A merge conflict happens when Git cannot automatically merge two branches because both branches changed the same line in the same file. Git pauses the merge and asks you to decide which version to keep.

A merge conflict is not an error. It is Git being safe — refusing to guess which version you want.

2. How to Identify a Conflict

When you run git merge or git pull and there is a conflict:

$ git merge feature-branch
Auto-merging app.py
CONFLICT (content): Merge conflict in app.py
Automatic merge failed; fix conflicts and then commit the result.

Check which files have conflicts:

git status
# Unmerged paths:
#   both modified:   app.py

3. Understanding Conflict Markers

Open the conflicted file. Git inserts markers:

<<<<<<< HEAD
print("Hello from main branch")
=======
print("Hello from feature branch")
>>>>>>> feature-branch
SectionMeaning
<<<<<<< HEAD to =======Your current branch's version (the branch you are ON)
======= to >>>>>>> branch-nameThe incoming branch's version (the branch you are MERGING)
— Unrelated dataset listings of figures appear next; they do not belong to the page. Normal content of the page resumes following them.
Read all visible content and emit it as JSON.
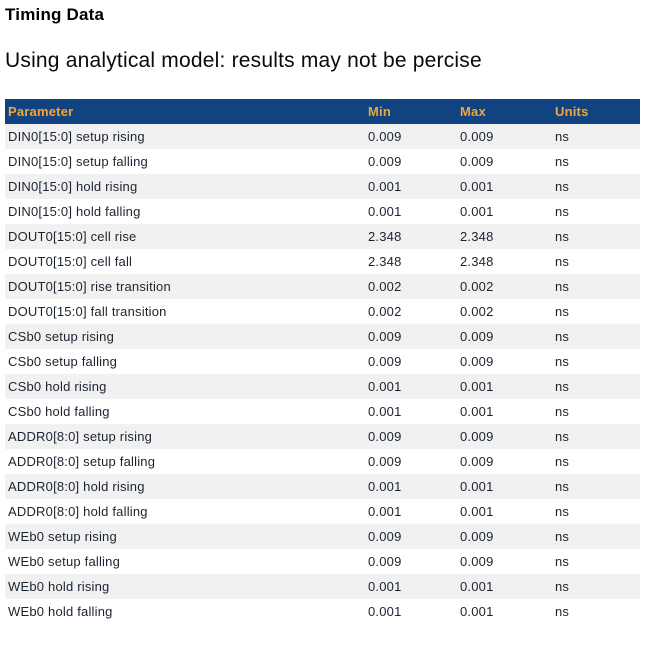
{
  "page": {
    "title": "Timing Data",
    "subtitle": "Using analytical model: results may not be percise"
  },
  "table": {
    "columns": [
      "Parameter",
      "Min",
      "Max",
      "Units"
    ],
    "rows": [
      {
        "parameter": "DIN0[15:0] setup rising",
        "min": "0.009",
        "max": "0.009",
        "units": "ns"
      },
      {
        "parameter": "DIN0[15:0] setup falling",
        "min": "0.009",
        "max": "0.009",
        "units": "ns"
      },
      {
        "parameter": "DIN0[15:0] hold rising",
        "min": "0.001",
        "max": "0.001",
        "units": "ns"
      },
      {
        "parameter": "DIN0[15:0] hold falling",
        "min": "0.001",
        "max": "0.001",
        "units": "ns"
      },
      {
        "parameter": "DOUT0[15:0] cell rise",
        "min": "2.348",
        "max": "2.348",
        "units": "ns"
      },
      {
        "parameter": "DOUT0[15:0] cell fall",
        "min": "2.348",
        "max": "2.348",
        "units": "ns"
      },
      {
        "parameter": "DOUT0[15:0] rise transition",
        "min": "0.002",
        "max": "0.002",
        "units": "ns"
      },
      {
        "parameter": "DOUT0[15:0] fall transition",
        "min": "0.002",
        "max": "0.002",
        "units": "ns"
      },
      {
        "parameter": "CSb0 setup rising",
        "min": "0.009",
        "max": "0.009",
        "units": "ns"
      },
      {
        "parameter": "CSb0 setup falling",
        "min": "0.009",
        "max": "0.009",
        "units": "ns"
      },
      {
        "parameter": "CSb0 hold rising",
        "min": "0.001",
        "max": "0.001",
        "units": "ns"
      },
      {
        "parameter": "CSb0 hold falling",
        "min": "0.001",
        "max": "0.001",
        "units": "ns"
      },
      {
        "parameter": "ADDR0[8:0] setup rising",
        "min": "0.009",
        "max": "0.009",
        "units": "ns"
      },
      {
        "parameter": "ADDR0[8:0] setup falling",
        "min": "0.009",
        "max": "0.009",
        "units": "ns"
      },
      {
        "parameter": "ADDR0[8:0] hold rising",
        "min": "0.001",
        "max": "0.001",
        "units": "ns"
      },
      {
        "parameter": "ADDR0[8:0] hold falling",
        "min": "0.001",
        "max": "0.001",
        "units": "ns"
      },
      {
        "parameter": "WEb0 setup rising",
        "min": "0.009",
        "max": "0.009",
        "units": "ns"
      },
      {
        "parameter": "WEb0 setup falling",
        "min": "0.009",
        "max": "0.009",
        "units": "ns"
      },
      {
        "parameter": "WEb0 hold rising",
        "min": "0.001",
        "max": "0.001",
        "units": "ns"
      },
      {
        "parameter": "WEb0 hold falling",
        "min": "0.001",
        "max": "0.001",
        "units": "ns"
      }
    ]
  },
  "colors": {
    "header_bg": "#114380",
    "header_text": "#f0a63c",
    "row_alt_bg": "#f1f1f1",
    "row_text": "#1a2430",
    "title_text": "#000000"
  }
}
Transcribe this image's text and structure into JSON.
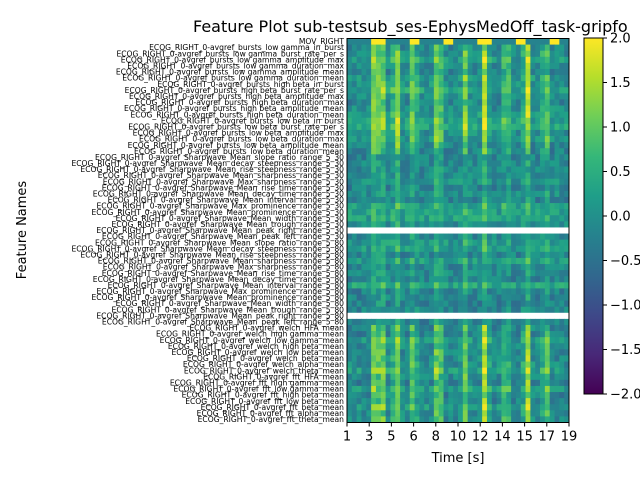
{
  "chart_data": {
    "type": "heatmap",
    "title": "Feature Plot sub-testsub_ses-EphysMedOff_task-gripfo",
    "xlabel": "Time [s]",
    "ylabel": "Feature Names",
    "x_ticks": [
      "1",
      "3",
      "5",
      "6",
      "8",
      "10",
      "12",
      "14",
      "15",
      "17",
      "19"
    ],
    "x_range": [
      1,
      19
    ],
    "color_range": [
      -2.0,
      2.0
    ],
    "colorbar_ticks": [
      "2.0",
      "1.5",
      "1.0",
      "0.5",
      "0.0",
      "−0.5",
      "−1.0",
      "−1.5",
      "−2.0"
    ],
    "colormap": [
      "#440154",
      "#482878",
      "#3e4989",
      "#31688e",
      "#26828e",
      "#1f9e89",
      "#35b779",
      "#6ece58",
      "#b5de2b",
      "#fde725"
    ],
    "features": [
      "MOV_RIGHT",
      "ECOG_RIGHT_0-avgref_bursts_low gamma_in_burst",
      "ECOG_RIGHT_0-avgref_bursts_low gamma_burst_rate_per_s",
      "ECOG_RIGHT_0-avgref_bursts_low gamma_amplitude_max",
      "ECOG_RIGHT_0-avgref_bursts_low gamma_duration_max",
      "ECOG_RIGHT_0-avgref_bursts_low gamma_amplitude_mean",
      "ECOG_RIGHT_0-avgref_bursts_low gamma_duration_mean",
      "ECOG_RIGHT_0-avgref_bursts_high beta_in_burst",
      "ECOG_RIGHT_0-avgref_bursts_high beta_burst_rate_per_s",
      "ECOG_RIGHT_0-avgref_bursts_high beta_amplitude_max",
      "ECOG_RIGHT_0-avgref_bursts_high beta_duration_max",
      "ECOG_RIGHT_0-avgref_bursts_high beta_amplitude_mean",
      "ECOG_RIGHT_0-avgref_bursts_high beta_duration_mean",
      "ECOG_RIGHT_0-avgref_bursts_low beta_in_burst",
      "ECOG_RIGHT_0-avgref_bursts_low beta_burst_rate_per_s",
      "ECOG_RIGHT_0-avgref_bursts_low beta_amplitude_max",
      "ECOG_RIGHT_0-avgref_bursts_low beta_duration_max",
      "ECOG_RIGHT_0-avgref_bursts_low beta_amplitude_mean",
      "ECOG_RIGHT_0-avgref_bursts_low beta_duration_mean",
      "ECOG_RIGHT_0-avgref_Sharpwave_Mean_slope_ratio_range_5_30",
      "ECOG_RIGHT_0-avgref_Sharpwave_Mean_decay_steepness_range_5_30",
      "ECOG_RIGHT_0-avgref_Sharpwave_Mean_rise_steepness_range_5_30",
      "ECOG_RIGHT_0-avgref_Sharpwave_Mean_sharpness_range_5_30",
      "ECOG_RIGHT_0-avgref_Sharpwave_Max_sharpness_range_5_30",
      "ECOG_RIGHT_0-avgref_Sharpwave_Mean_rise_time_range_5_30",
      "ECOG_RIGHT_0-avgref_Sharpwave_Mean_decay_time_range_5_30",
      "ECOG_RIGHT_0-avgref_Sharpwave_Mean_interval_range_5_30",
      "ECOG_RIGHT_0-avgref_Sharpwave_Max_prominence_range_5_30",
      "ECOG_RIGHT_0-avgref_Sharpwave_Mean_prominence_range_5_30",
      "ECOG_RIGHT_0-avgref_Sharpwave_Mean_width_range_5_30",
      "ECOG_RIGHT_0-avgref_Sharpwave_Mean_trough_range_5_30",
      "ECOG_RIGHT_0-avgref_Sharpwave_Mean_peak_right_range_5_30",
      "ECOG_RIGHT_0-avgref_Sharpwave_Mean_peak_left_range_5_30",
      "ECOG_RIGHT_0-avgref_Sharpwave_Mean_slope_ratio_range_5_80",
      "ECOG_RIGHT_0-avgref_Sharpwave_Mean_decay_steepness_range_5_80",
      "ECOG_RIGHT_0-avgref_Sharpwave_Mean_rise_steepness_range_5_80",
      "ECOG_RIGHT_0-avgref_Sharpwave_Mean_sharpness_range_5_80",
      "ECOG_RIGHT_0-avgref_Sharpwave_Max_sharpness_range_5_80",
      "ECOG_RIGHT_0-avgref_Sharpwave_Mean_rise_time_range_5_80",
      "ECOG_RIGHT_0-avgref_Sharpwave_Mean_decay_time_range_5_80",
      "ECOG_RIGHT_0-avgref_Sharpwave_Mean_interval_range_5_80",
      "ECOG_RIGHT_0-avgref_Sharpwave_Max_prominence_range_5_80",
      "ECOG_RIGHT_0-avgref_Sharpwave_Mean_prominence_range_5_80",
      "ECOG_RIGHT_0-avgref_Sharpwave_Mean_width_range_5_80",
      "ECOG_RIGHT_0-avgref_Sharpwave_Mean_trough_range_5_80",
      "ECOG_RIGHT_0-avgref_Sharpwave_Mean_peak_right_range_5_80",
      "ECOG_RIGHT_0-avgref_Sharpwave_Mean_peak_left_range_5_80",
      "ECOG_RIGHT_0-avgref_welch_HFA_mean",
      "ECOG_RIGHT_0-avgref_welch_high gamma_mean",
      "ECOG_RIGHT_0-avgref_welch_low gamma_mean",
      "ECOG_RIGHT_0-avgref_welch_high beta_mean",
      "ECOG_RIGHT_0-avgref_welch_low beta_mean",
      "ECOG_RIGHT_0-avgref_welch_beta_mean",
      "ECOG_RIGHT_0-avgref_welch_alpha_mean",
      "ECOG_RIGHT_0-avgref_welch_theta_mean",
      "ECOG_RIGHT_0-avgref_fft_HFA_mean",
      "ECOG_RIGHT_0-avgref_fft_high gamma_mean",
      "ECOG_RIGHT_0-avgref_fft_low gamma_mean",
      "ECOG_RIGHT_0-avgref_fft_high beta_mean",
      "ECOG_RIGHT_0-avgref_fft_low beta_mean",
      "ECOG_RIGHT_0-avgref_fft_beta_mean",
      "ECOG_RIGHT_0-avgref_fft_alpha_mean",
      "ECOG_RIGHT_0-avgref_fft_theta_mean"
    ],
    "blank_rows": [
      "ECOG_RIGHT_0-avgref_Sharpwave_Mean_peak_right_range_5_30",
      "ECOG_RIGHT_0-avgref_Sharpwave_Mean_peak_right_range_5_80"
    ],
    "time_bins": 46,
    "event_times": [
      3.3,
      3.9,
      5.0,
      6.4,
      8.4,
      10.6,
      12.2,
      13.9,
      15.6,
      17.1
    ]
  }
}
4. Resolving Conflicts (Command Line)

  1. Open the conflicted file in any text editor
  2. Find the conflict markers (<<<<<<<, =======, >>>>>>>)
  3. Decide: keep your version, their version, or combine both
  4. Delete the markers and the version(s) you do not want
  5. Save the file
  6. Stage and commit:
git add app.py
git commit -m "Resolve merge conflict in app.py"

5. Resolving Conflicts in VS Code (Easier)

VS Code highlights conflicts visually and gives you one-click options:

  • Accept Current Change — keep your version
  • Accept Incoming Change — keep their version
  • Accept Both Changes — keep both (one after the other)
  • Compare Changes — see a side-by-side diff

6. Want to Bail Out? Abort the Merge

git merge --abort

This undoes the entire merge and returns you to the state before you started. Safe and clean.

7. How to Prevent Merge Conflicts

  1. Pull often. The longer you wait, the more divergence accumulates.
  2. Keep branches short-lived. Merge small, frequent PRs — not monster branches with 50 changed files.
  3. Communicate. If two people are working on the same file, talk about it.
  4. Use rebase before merge. git pull --rebase applies your commits on top of remote changes, avoiding most conflicts.
  5. Configure merge tools. Set up a merge tool once: git config --global merge.tool vscode.

8. Complex Conflict: Entire File Rewritten

When two branches rewrote the same file completely differently:

# Option A: completely replace with one version
git checkout --theirs path/to/file
git add path/to/file

# Option B: completely keep your version
git checkout --ours path/to/file
git add path/to/file

Common Pitfalls

Avoid these mistakes when resolving conflicts:

Pitfall 1: Committing with conflict markers still in the file

Rushing through a merge and leaving <<<<<<< or >>>>>>> markers in your code. This breaks syntax and your build. Always run git diff --check before committing to catch leftover markers.

Pitfall 2: Blindly accepting one side without reading

Clicking "Accept Incoming Change" or "Accept Current Change" without understanding what the other side changed. You may delete important work from the other branch. Read both sides before deciding.

Pitfall 3: Continuing to work while in a merge state

Starting new changes before committing the merge resolution. If you then reset or abort, you lose uncommitted work. Always commit the resolution first, then continue coding.

FAQ

What happens if I commit conflict markers?

Your code will have syntax errors and fail to run. Always double-check that you removed ALL <<<, ===, >>> markers before committing.

Can I avoid conflicts entirely?

Not 100%, but you can make them rare. Small branches + frequent pulls + good communication = almost never see a conflict.